HEBER-OVERGAARD, Ariz. — When Lester Wagner returned to the ash-covered lot where his home once stood, all he found intact were a pair of black bear figurines and an American flag that continued to wave amid the debris.
"I knew there wasn't much left but ashes," said Wagner, who had previously seen the damage on television. "But it still hurts."
Wagner was among the last wave of Arizona's 30,000 fire evacuees to go home Wednesday, and like so many of their neighbors in Heber-Overgaard, they found nothing but remnants of their former life.
Cloyde Burkhead used a shovel to sift through the ashes of his burned-out shed and came across a small dog figurine, one of several in his collection.
"Unfortunately the insurance said it won't cover collectibles or antiques and that's most of what we had," said Marilyn Burkhead, who along with her husband spends summers in this mountain community. "But they're just things. We're safe and we have another home to go to."
Thousands of people living in the eastern Arizona mountains who had fled the largest wildfire in state history had already gone back to their homes. But until Wednesday, 3,500 to 4,000 people from Heber-Overgaard, Aripine and Forest Lakes were still waiting to return.
Cheers erupted at an evacuee center in nearby Payson when they heard the evacuation order had been lifted in those communities.
"We are going home!" shouted fire information officer Tim Grier, who lives in the area.
The fire has charred 469,320 acres of pine forest in eastern Arizona's White Mountains. The blaze was 85 percent contained by Wednesday night and was expected to be fully contained by Sunday.
About half of the more than 400 homes destroyed in the wildfire were in Heber-Overgaard. Some homes there were reduced to twisted wreckage while many of those that survived were surrounded by blackened trees.
Kathie and Mark Cullinane, who have lived in the town since 1995, were among the lucky ones.
Their house smelled of rotting food because the power had been off in the days they were gone. Ash covered the lawn and elk had eaten their plants. But their home was intact.
"Now that we're back, we just want people to know that the Heber-Overgaard area is still alive and well," Kathie Cullinane said. "We are not wiped out."
They did get a shock as they looked around the neighborhood. Where a friend's three-story log cabin once stood, a towering stone chimney was virtually all that survived.
"My God, are we lucky," Cullinane said.
Leonard Gregg, a part-time firefighter, pleaded innocent Wednesday to a charge that he started a fire that devastated the region as it merged with another to form the monster blaze.
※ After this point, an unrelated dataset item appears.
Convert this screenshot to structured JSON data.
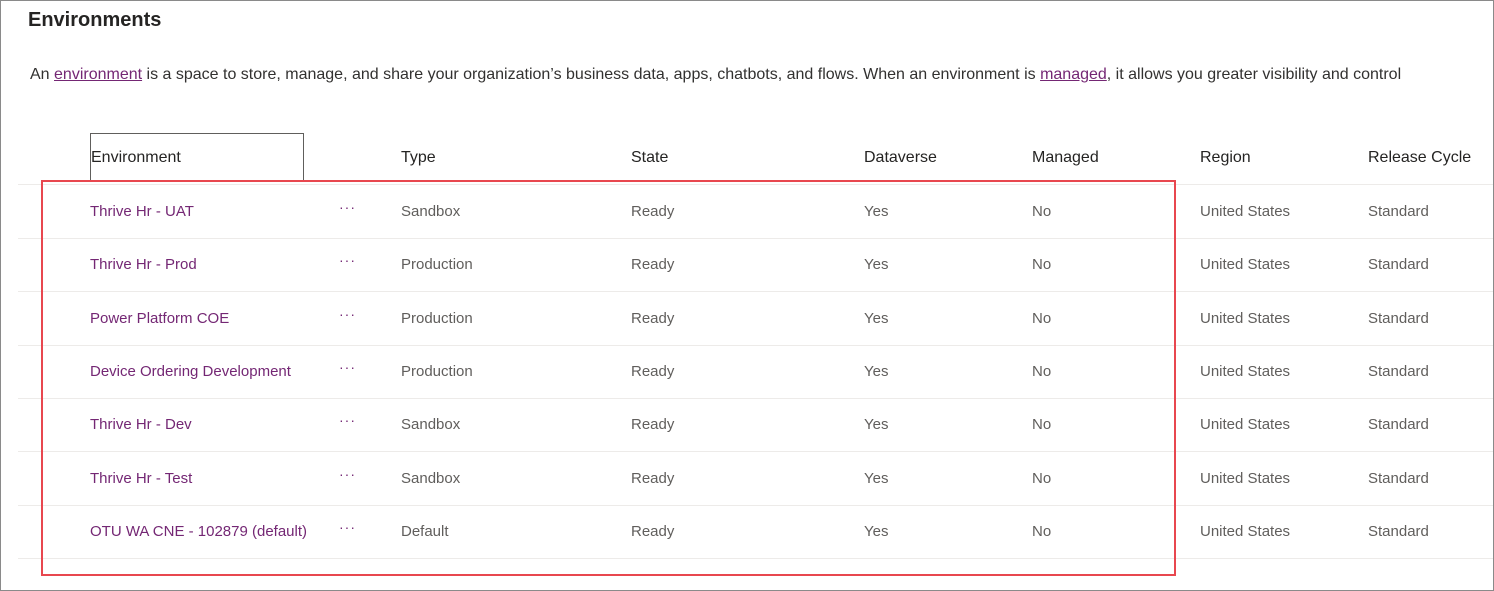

Court documents allege that Gregg, 29, told an investigator he set the fire so he could get work on a fire crew.
U.S. Magistrate Stephen Verkamp denied Gregg bond, saying he had gotten reports that Gregg could be suicidal and that anyone caring for him might face reprisals from angry community members.
Gregg is scheduled to go on trial Sept. 3.
In other wildfire developments in the West:
— A firefighter who died while working on a 73,132-acre wildfire near Durango, Colo., was killed by a falling tree, fire officials said Wednesday. A preliminary investigation indicated Allan Wyatt was looking in a different direction when the tree fell on him Tuesday.
— In Denver, a federal judge delayed the Aug. 26 trial of Terry Barton, the former Forest Service employee charged with starting the largest wildfire in Colorado history. No new trial date was set. The fire, which destroyed 133 homes, was declared fully contained after blackening 137,760 acres.
— A fire in the Black Hills of South Dakota was 35 percent contained after burning 9,000 acres. Thousands of residents and tourists evacuated from the historic town of Deadwood were allowed to return, but people who fled nearby Lead were not yet allowed to go back to their homes.
— A wind-driven blaze consumed at least 200 acres of pine and fir and sent a towering plume of smoke over the south end of Lake Tahoe on the California and Nevada border. Some 200 people were urged to evacuate a mountain neighborhood and dozens of tourists were shuttled off a peak on a ski resort gondola.
— Heavy rain aided firefighters battling a 17,900-acre fire in southeast Wyoming, the largest of several burning in the state. Containment jumped from 20 percent to 60 percent.